正當夏初桃這麼想著的時候,卻是看到南珠急急忙忙地進了來。
夏初桃淡淡地看了一眼慌張的南珠,也不知道她這到底是怎麼了。
「發生了什麼事情麼?」
夏初桃聲音倒是顯得有些慵懶,最近的她倒是顯得是越發地憊懶起來了,若不是真的有什麼事情的話,她當真是可以在凳子上坐半天根本就不起來。
「姑姑,不好了,那金玲跟落霞宮來的人吵起來了。」
夏初桃一怔,特別是在聽到是金玲的時候,夏初桃便是覺得事情沒有那麼簡單。
「金玲?那個新來的?好傢夥,姑姑好心將她收下來,這才是多久就給姑姑添亂子?還敢跟落霞宮的人吵起來?她是覺得我們尚儀局是什麼大雄寶殿神仙都不敢招惹的地方麼?淨是惹禍。」
玉壺是忍不住了,那個時候夏初桃將金玲收留下來的時候她就很像是說這個事情的,到底是別處過來的丫鬟,處處學的都是不一樣的,這個時候直接是插進尚儀局來,還不知道是能夠惹出怎麼樣的事情呢。
果不其然,這才是多久,就是出事了。
玉壺只覺得這些都是在意料之中,還真的就是沒有一絲絲的意外。
夏初桃卻是覺得金玲這般一定是有原因,便是慢慢地從凳子上站了起來,對身邊的玉壺道。
「還是出去看看到底是怎麼回事吧。

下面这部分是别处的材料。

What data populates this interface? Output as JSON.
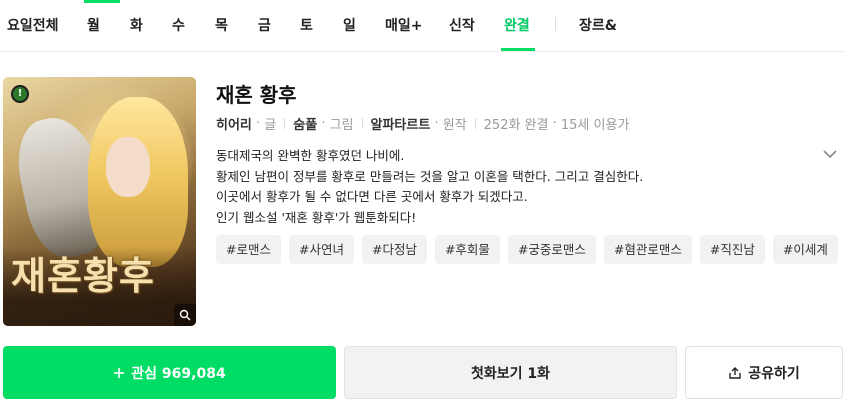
{
  "nav": {
    "tabs": [
      {
        "label": "요일전체",
        "active": false
      },
      {
        "label": "월",
        "active": false
      },
      {
        "label": "화",
        "active": false
      },
      {
        "label": "수",
        "active": false
      },
      {
        "label": "목",
        "active": false
      },
      {
        "label": "금",
        "active": false
      },
      {
        "label": "토",
        "active": false
      },
      {
        "label": "일",
        "active": false
      },
      {
        "label": "매일+",
        "active": false
      },
      {
        "label": "신작",
        "active": false
      },
      {
        "label": "완결",
        "active": true
      },
      {
        "label": "장르&",
        "active": false
      }
    ]
  },
  "cover": {
    "age_badge": "!",
    "title_art": "재혼황후",
    "zoom_icon": "search-icon"
  },
  "work": {
    "title": "재혼 황후",
    "writer": "히어리",
    "writer_role": "글",
    "artist": "숨풀",
    "artist_role": "그림",
    "original": "알파타르트",
    "original_role": "원작",
    "status": "252화 완결",
    "age": "15세 이용가",
    "description": [
      "동대제국의 완벽한 황후였던 나비에.",
      "황제인 남편이 정부를 황후로 만들려는 것을 알고 이혼을 택한다. 그리고 결심한다.",
      "이곳에서 황후가 될 수 없다면 다른 곳에서 황후가 되겠다고.",
      "인기 웹소설 '재혼 황후'가 웹툰화되다!"
    ],
    "tags": [
      "#로맨스",
      "#사연녀",
      "#다정남",
      "#후회물",
      "#궁중로맨스",
      "#혐관로맨스",
      "#직진남",
      "#이세계"
    ]
  },
  "actions": {
    "favorite_label": "관심 969,084",
    "first_episode_label": "첫화보기 1화",
    "share_label": "공유하기"
  },
  "colors": {
    "accent": "#00dc64",
    "button_gray": "#f2f2f2"
  }
}
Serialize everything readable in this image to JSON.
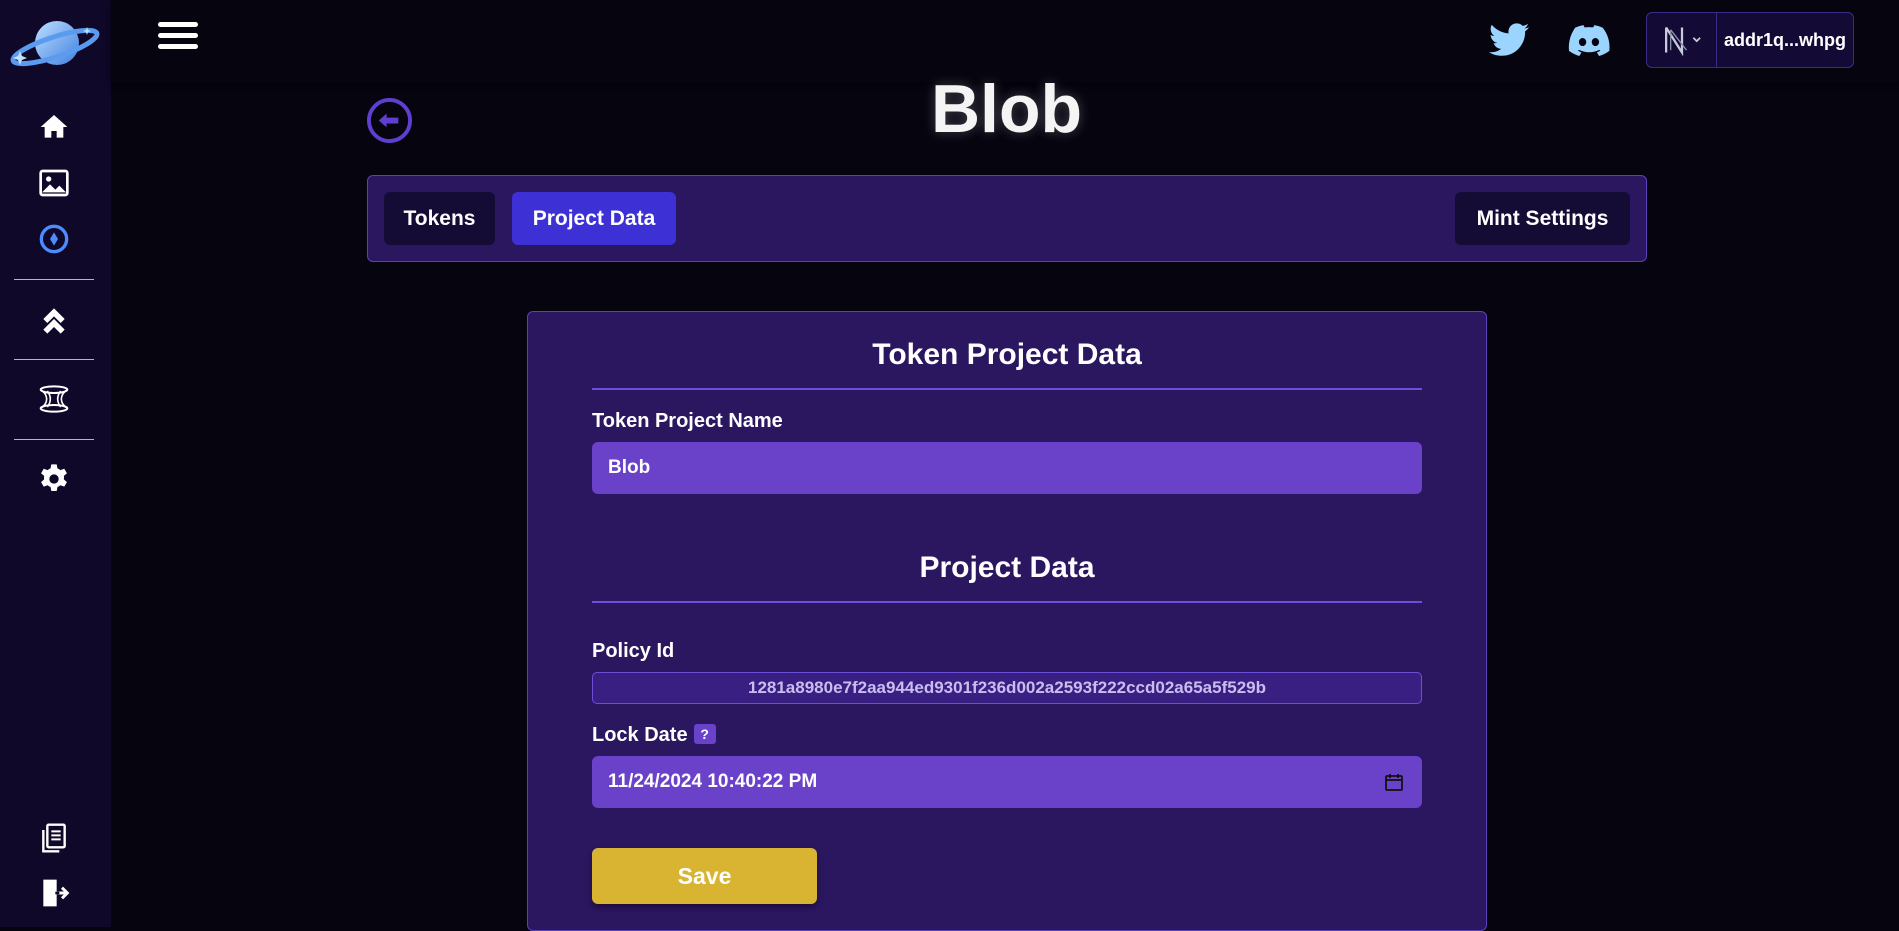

」
玉壺也無奈,她倒也是看得出來夏初桃還是很護著這個新來的宮女的,只能夠是攙著夏初桃出去了。
果不其然才走出去沒有多久就是看到了正在跟別人吵架的金玲,在大院裡面就這麼叉著腰破口大罵,這般的氣勢跟那街上的市井潑婦還真的是有的一拼的,那對面的小太監明顯是說不過金玲,步步是往後退,一張臉是漲的滿是通紅。
「我管你們是哪裡來的人,是哪處來的就不用嘴巴放乾淨一點了?就由得你們這般說我們家姑姑?」
「哪裡來的理由了,要不是姑姑在這見不得血光,我定是要把你們的那些個嘴巴一張張地全給撕開來。」139中文 .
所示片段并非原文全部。